Lentamente… Ma lui è così vicino che ho dimenticato come respirare.

«Ah!»  L’esaltante sensazione che era sorta in Chon, nel momento in cui entrò, divenne molto più intensa quando le grandi mani di Ton gli avvolsero i fianchi e, scuotendolo, lo costrinsero a stringersi a lui. Ton lo sollevò da terra e, dopo aver chiuso l’acqua della doccia lo condusse fuori, su per le scale senza più parlare, ma emettendo solo periodicamente dei bassi grugniti.

Prima ancora che potesse riposare, Chon fin dal primo tocco sulla sua schiena non riuscì a trattenere i bassi ringhi prodotti dalla sua voce, ormai rauca.

Forse Tonhon stava facendo solo una lunga pausa prima di ricominciare?…  

No, perché quando Ton riuscì a metterlo a letto, sdraiato a faccia in giù sul materasso, Ton cambiò un paio di volte le loro posizioni in modo da trovarsi carponi sul letto e poi si distese su Chon, pronto a riprendere da dove avevano lasciato. 

Lo stretto canale di Chon era ancora caldo e aperto, la superficie morbida era insensibile, i suoi fianchi quasi frantumati mentre cercava di sostenersi mano a mano che le spinte aumentarono, stringendo sempre più forte con le mani la testata del letto.

«Troppo… È troppo… Ah!…»

«Perché dici così?» chiese Ton incredulo con voce roca proprio quando quasi rischiò di schiacciare con il suo peso il più piccolo, mentre con un’unica spinta invase completamente il canale abbastanza umido dell’altro.

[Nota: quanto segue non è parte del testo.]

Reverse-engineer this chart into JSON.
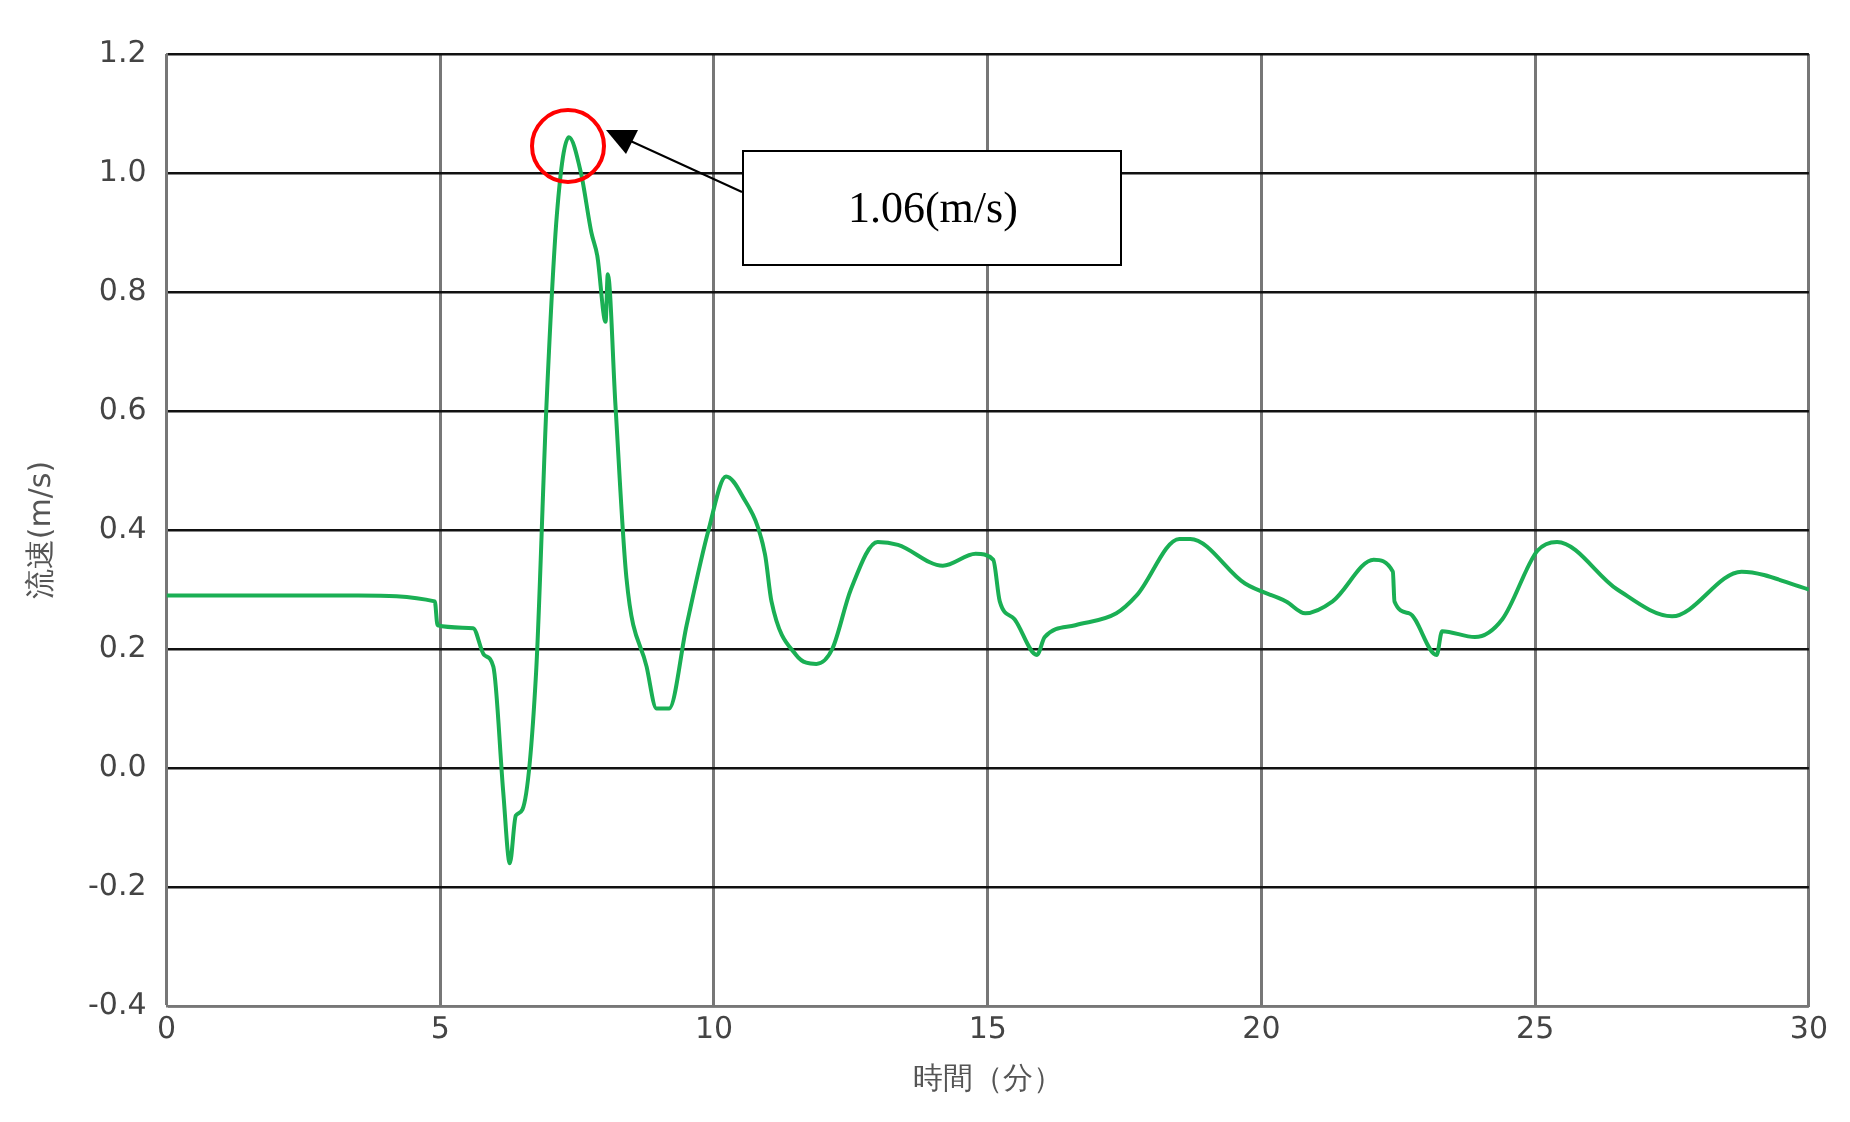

La mano di Chon venne ricoperta dalla mano del più grande poi le morbide labbra di Ton si soffermarono sulla schiena del giovane che venne accuratamente baciata, succhiata e morsa fino ad annullare completamente lo spazio tra loro. Tonhon aveva fatto in modo di lasciare una traccia molto chiara, una prova inconfutabile per chiunque si fosse chiesto a chi Chon appartenesse.  

«Troppo… Forte… Ton pii… Piano… Rall…» 

Chon non fece in tempo ad articolare l’ultima parola perché venne interrotto dal fragoroso rumore dello schianto della povera testata del vecchio letto, ritrovandosi un pezzo della suddetta tra le mani. 

Eccolo un vero distruttore, una deflagrazione in piena regola.

«Ecco la prova che stai andando troppo forte.» 

«Sì, in effetti volevo proprio cambiarlo questo vecchio letto.» 

Ancora immobile fermo nella stessa posizione, con un movimento fluido, Ton afferrò per la vita Chon e lo fece distendere sul materasso. 

La figura sotto si lui, era ancora in stato di shock per quanto era appena avvenuto, ma non si oppose all’altro. A Ton infatti non importava della distruzione che lui stesso aveva causato perché l’unica cosa che gli interessava in quel momento era… Chonlatee.

Si può rischiare di morire per essere amati troppo intensamente?